The boy did not know that though he was invisible to all his friends and family, no matter what he did the tengu knew where he was. One day as he was walking beside the river with his friends, he suddenly felt someone push him. He looked around, but no one was there. Still, he felt more pushing and couldn’t keep his balance. He stumbled and tripped down the riverbank, for the tengu had made themselves invisible, and it was they who were pushing him.

“What’s wrong with you?” his friends asked as they watched the boy tumble, but he couldn’t answer them, for he was out of breath with the struggle to stay on his feet. A moment later he was in the river, up to his nose, and his satchel, in which he carried the tengu’s cloak, was floating away on the current. Before he could gain his balance, the tengu had snatched the satchel, and as he scrambled for the riverbank, he looked up and saw his friends laughing at him.
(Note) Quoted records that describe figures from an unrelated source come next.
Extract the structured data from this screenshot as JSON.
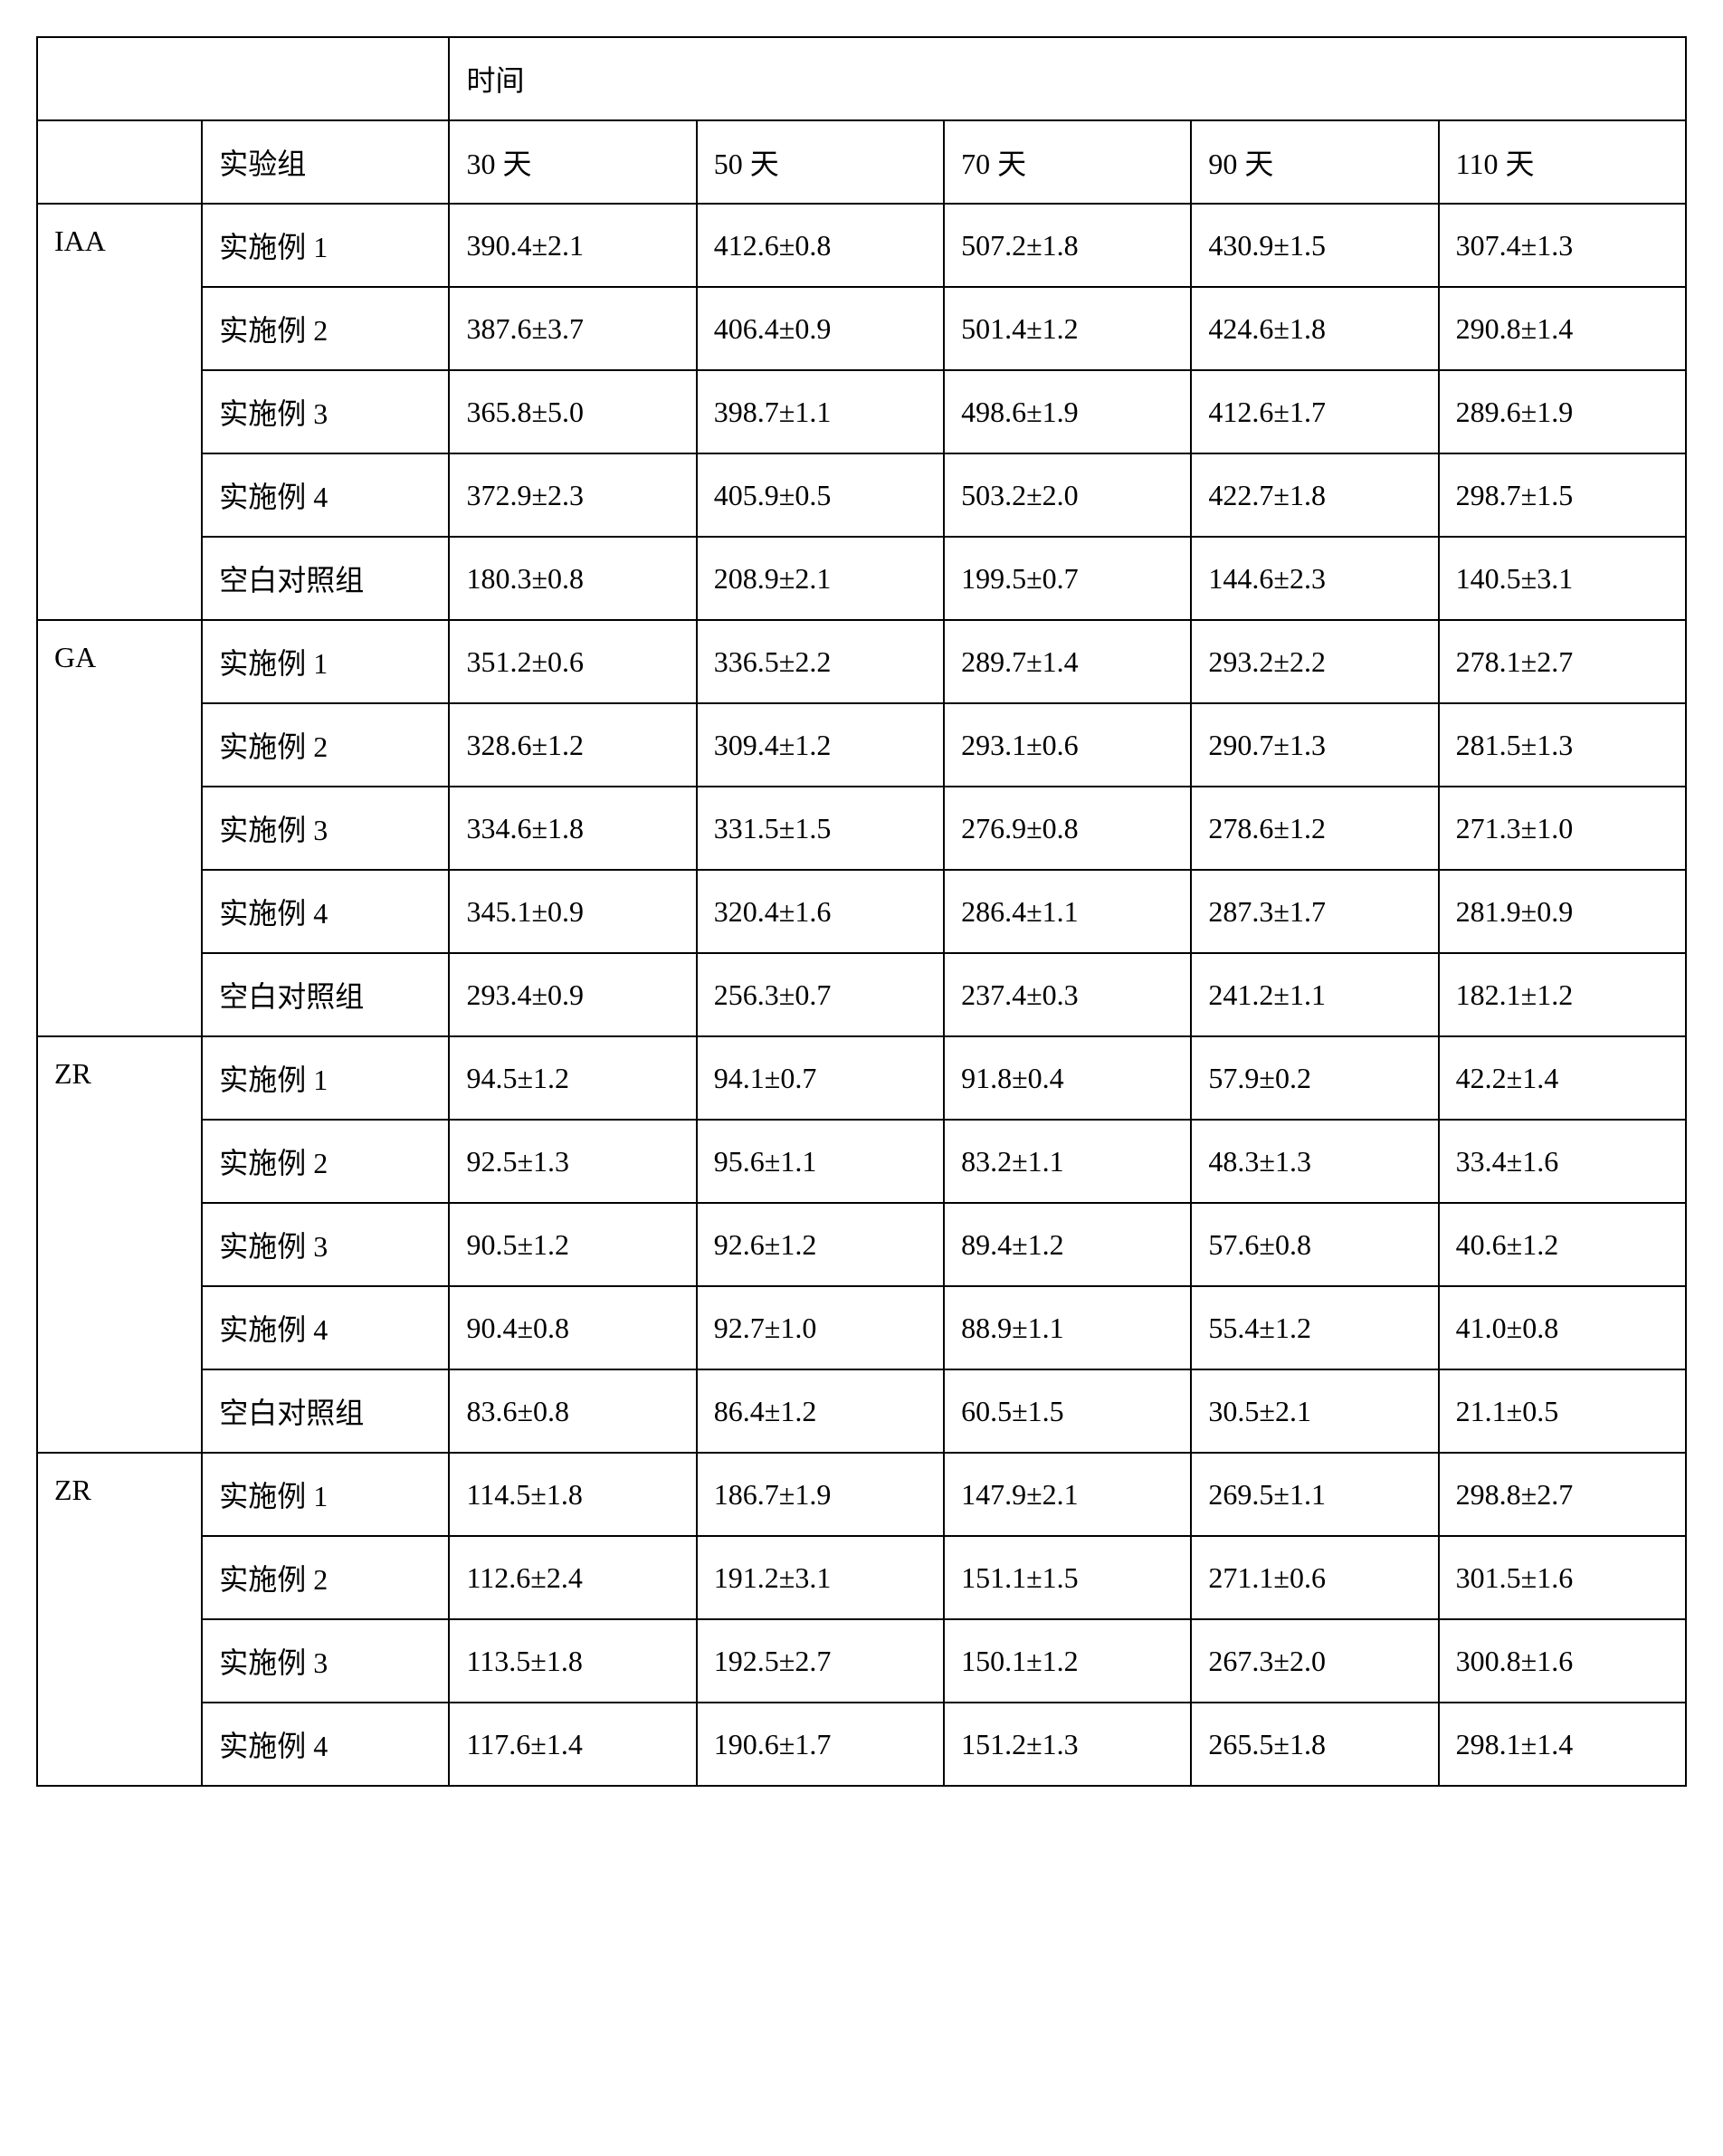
{
  "table": {
    "type": "table",
    "header": {
      "time_label": "时间",
      "group_label": "实验组",
      "time_columns": [
        "30 天",
        "50 天",
        "70 天",
        "90 天",
        "110 天"
      ]
    },
    "column_widths": {
      "analyte": "10%",
      "group": "15%",
      "data": "15%"
    },
    "border_color": "#000000",
    "background_color": "#ffffff",
    "text_color": "#000000",
    "font_size": 32,
    "cell_padding": "22px 18px",
    "sections": [
      {
        "analyte": "IAA",
        "rows": [
          {
            "group": "实施例 1",
            "values": [
              "390.4±2.1",
              "412.6±0.8",
              "507.2±1.8",
              "430.9±1.5",
              "307.4±1.3"
            ]
          },
          {
            "group": "实施例 2",
            "values": [
              "387.6±3.7",
              "406.4±0.9",
              "501.4±1.2",
              "424.6±1.8",
              "290.8±1.4"
            ]
          },
          {
            "group": "实施例 3",
            "values": [
              "365.8±5.0",
              "398.7±1.1",
              "498.6±1.9",
              "412.6±1.7",
              "289.6±1.9"
            ]
          },
          {
            "group": "实施例 4",
            "values": [
              "372.9±2.3",
              "405.9±0.5",
              "503.2±2.0",
              "422.7±1.8",
              "298.7±1.5"
            ]
          },
          {
            "group": "空白对照组",
            "values": [
              "180.3±0.8",
              "208.9±2.1",
              "199.5±0.7",
              "144.6±2.3",
              "140.5±3.1"
            ]
          }
        ]
      },
      {
        "analyte": "GA",
        "rows": [
          {
            "group": "实施例 1",
            "values": [
              "351.2±0.6",
              "336.5±2.2",
              "289.7±1.4",
              "293.2±2.2",
              "278.1±2.7"
            ]
          },
          {
            "group": "实施例 2",
            "values": [
              "328.6±1.2",
              "309.4±1.2",
              "293.1±0.6",
              "290.7±1.3",
              "281.5±1.3"
            ]
          },
          {
            "group": "实施例 3",
            "values": [
              "334.6±1.8",
              "331.5±1.5",
              "276.9±0.8",
              "278.6±1.2",
              "271.3±1.0"
            ]
          },
          {
            "group": "实施例 4",
            "values": [
              "345.1±0.9",
              "320.4±1.6",
              "286.4±1.1",
              "287.3±1.7",
              "281.9±0.9"
            ]
          },
          {
            "group": "空白对照组",
            "values": [
              "293.4±0.9",
              "256.3±0.7",
              "237.4±0.3",
              "241.2±1.1",
              "182.1±1.2"
            ]
          }
        ]
      },
      {
        "analyte": "ZR",
        "rows": [
          {
            "group": "实施例 1",
            "values": [
              "94.5±1.2",
              "94.1±0.7",
              "91.8±0.4",
              "57.9±0.2",
              "42.2±1.4"
            ]
          },
          {
            "group": "实施例 2",
            "values": [
              "92.5±1.3",
              "95.6±1.1",
              "83.2±1.1",
              "48.3±1.3",
              "33.4±1.6"
            ]
          },
          {
            "group": "实施例 3",
            "values": [
              "90.5±1.2",
              "92.6±1.2",
              "89.4±1.2",
              "57.6±0.8",
              "40.6±1.2"
            ]
          },
          {
            "group": "实施例 4",
            "values": [
              "90.4±0.8",
              "92.7±1.0",
              "88.9±1.1",
              "55.4±1.2",
              "41.0±0.8"
            ]
          },
          {
            "group": "空白对照组",
            "values": [
              "83.6±0.8",
              "86.4±1.2",
              "60.5±1.5",
              "30.5±2.1",
              "21.1±0.5"
            ]
          }
        ]
      },
      {
        "analyte": "ZR",
        "rows": [
          {
            "group": "实施例 1",
            "values": [
              "114.5±1.8",
              "186.7±1.9",
              "147.9±2.1",
              "269.5±1.1",
              "298.8±2.7"
            ]
          },
          {
            "group": "实施例 2",
            "values": [
              "112.6±2.4",
              "191.2±3.1",
              "151.1±1.5",
              "271.1±0.6",
              "301.5±1.6"
            ]
          },
          {
            "group": "实施例 3",
            "values": [
              "113.5±1.8",
              "192.5±2.7",
              "150.1±1.2",
              "267.3±2.0",
              "300.8±1.6"
            ]
          },
          {
            "group": "实施例 4",
            "values": [
              "117.6±1.4",
              "190.6±1.7",
              "151.2±1.3",
              "265.5±1.8",
              "298.1±1.4"
            ]
          }
        ]
      }
    ]
  }
}
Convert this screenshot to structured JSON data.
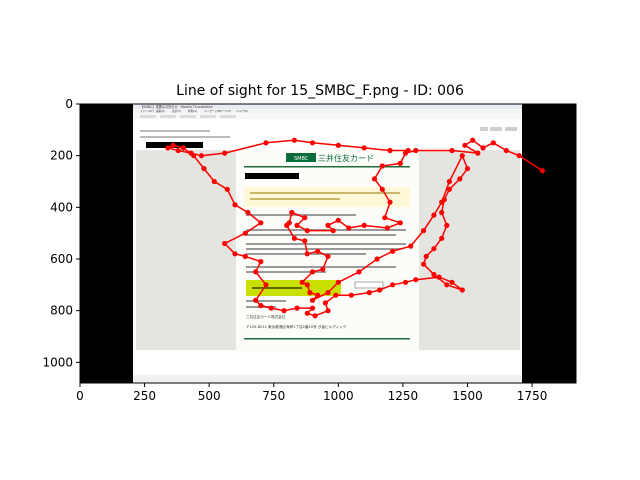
{
  "chart_data": {
    "type": "scatter",
    "title": "Line of sight for 15_SMBC_F.png - ID: 006",
    "xlabel": "",
    "ylabel": "",
    "xlim": [
      0,
      1920
    ],
    "ylim": [
      1080,
      0
    ],
    "y_inverted": true,
    "x_ticks": [
      0,
      250,
      500,
      750,
      1000,
      1250,
      1500,
      1750
    ],
    "x_tick_labels": [
      "0",
      "250",
      "500",
      "750",
      "1000",
      "1250",
      "1500",
      "1750"
    ],
    "y_ticks": [
      0,
      200,
      400,
      600,
      800,
      1000
    ],
    "y_tick_labels": [
      "0",
      "200",
      "400",
      "600",
      "800",
      "1000"
    ],
    "grid": false,
    "series": [
      {
        "color": "#ff0000",
        "marker": "circle",
        "line": true,
        "points": [
          [
            1790,
            258
          ],
          [
            1700,
            200
          ],
          [
            1650,
            180
          ],
          [
            1600,
            150
          ],
          [
            1560,
            170
          ],
          [
            1520,
            140
          ],
          [
            1490,
            160
          ],
          [
            1540,
            190
          ],
          [
            1440,
            180
          ],
          [
            1300,
            180
          ],
          [
            1260,
            190
          ],
          [
            1240,
            230
          ],
          [
            1170,
            240
          ],
          [
            1140,
            290
          ],
          [
            1170,
            330
          ],
          [
            1200,
            380
          ],
          [
            1180,
            440
          ],
          [
            1240,
            460
          ],
          [
            1190,
            480
          ],
          [
            1100,
            470
          ],
          [
            1040,
            480
          ],
          [
            1000,
            450
          ],
          [
            960,
            470
          ],
          [
            980,
            490
          ],
          [
            880,
            490
          ],
          [
            840,
            470
          ],
          [
            870,
            440
          ],
          [
            820,
            420
          ],
          [
            810,
            460
          ],
          [
            800,
            470
          ],
          [
            830,
            520
          ],
          [
            870,
            530
          ],
          [
            880,
            580
          ],
          [
            920,
            570
          ],
          [
            960,
            590
          ],
          [
            940,
            640
          ],
          [
            900,
            650
          ],
          [
            860,
            690
          ],
          [
            880,
            700
          ],
          [
            890,
            730
          ],
          [
            920,
            740
          ],
          [
            900,
            760
          ],
          [
            960,
            730
          ],
          [
            1000,
            690
          ],
          [
            1080,
            650
          ],
          [
            1150,
            600
          ],
          [
            1210,
            570
          ],
          [
            1280,
            550
          ],
          [
            1330,
            490
          ],
          [
            1370,
            430
          ],
          [
            1400,
            380
          ],
          [
            1430,
            300
          ],
          [
            1480,
            200
          ],
          [
            1500,
            250
          ],
          [
            1470,
            290
          ],
          [
            1430,
            330
          ],
          [
            1410,
            370
          ],
          [
            1400,
            420
          ],
          [
            1420,
            470
          ],
          [
            1400,
            520
          ],
          [
            1370,
            560
          ],
          [
            1340,
            590
          ],
          [
            1330,
            620
          ],
          [
            1370,
            660
          ],
          [
            1420,
            700
          ],
          [
            1480,
            720
          ],
          [
            1440,
            690
          ],
          [
            1390,
            670
          ],
          [
            1300,
            680
          ],
          [
            1260,
            690
          ],
          [
            1210,
            700
          ],
          [
            1160,
            720
          ],
          [
            1120,
            730
          ],
          [
            1050,
            740
          ],
          [
            990,
            740
          ],
          [
            950,
            770
          ],
          [
            960,
            800
          ],
          [
            910,
            820
          ],
          [
            880,
            810
          ],
          [
            900,
            790
          ],
          [
            840,
            790
          ],
          [
            790,
            800
          ],
          [
            740,
            790
          ],
          [
            700,
            780
          ],
          [
            680,
            760
          ],
          [
            720,
            700
          ],
          [
            680,
            650
          ],
          [
            700,
            610
          ],
          [
            640,
            590
          ],
          [
            600,
            580
          ],
          [
            560,
            540
          ],
          [
            640,
            500
          ],
          [
            700,
            460
          ],
          [
            650,
            420
          ],
          [
            600,
            390
          ],
          [
            570,
            330
          ],
          [
            520,
            300
          ],
          [
            480,
            250
          ],
          [
            440,
            200
          ],
          [
            400,
            170
          ],
          [
            360,
            160
          ],
          [
            340,
            170
          ],
          [
            380,
            180
          ],
          [
            430,
            190
          ],
          [
            470,
            200
          ],
          [
            560,
            190
          ],
          [
            720,
            150
          ],
          [
            830,
            140
          ],
          [
            900,
            150
          ],
          [
            1000,
            160
          ],
          [
            1100,
            170
          ],
          [
            1200,
            180
          ],
          [
            1270,
            180
          ]
        ]
      }
    ]
  },
  "image": {
    "alt": "Screenshot of an SMBC email in Mozilla Thunderbird",
    "extent_x": [
      205,
      1715
    ],
    "extent_y": [
      0,
      1080
    ],
    "app_title": "【SMBC】重要なお知らせ - Mozilla Thunderbird",
    "menu_items": [
      "ファイル(F)",
      "編集(E)",
      "表示(V)",
      "移動(G)",
      "メッセージ(M)",
      "ツール(T)",
      "ヘルプ(H)"
    ],
    "brand": "三井住友カード",
    "logo_text": "SMBC",
    "footer_company": "三井住友カード株式会社",
    "footer_address": "〒105-8011 東京都港区海岸1丁目2番20号 汐留ビルディング"
  }
}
“Your face is as red as a tengu,” one of his friends laughed.

“It looks like the tengu has had their revenge,” another said. And they all laughed, for they were quite glad their friend would never again be able to become invisible.

From that day on the boy always was the first to caution the younger children to take care of the tengu. He no longer tried to play tricks on his friends, for he did not want them to feel the deep embarrassment he had felt when the tengu taught him a lesson.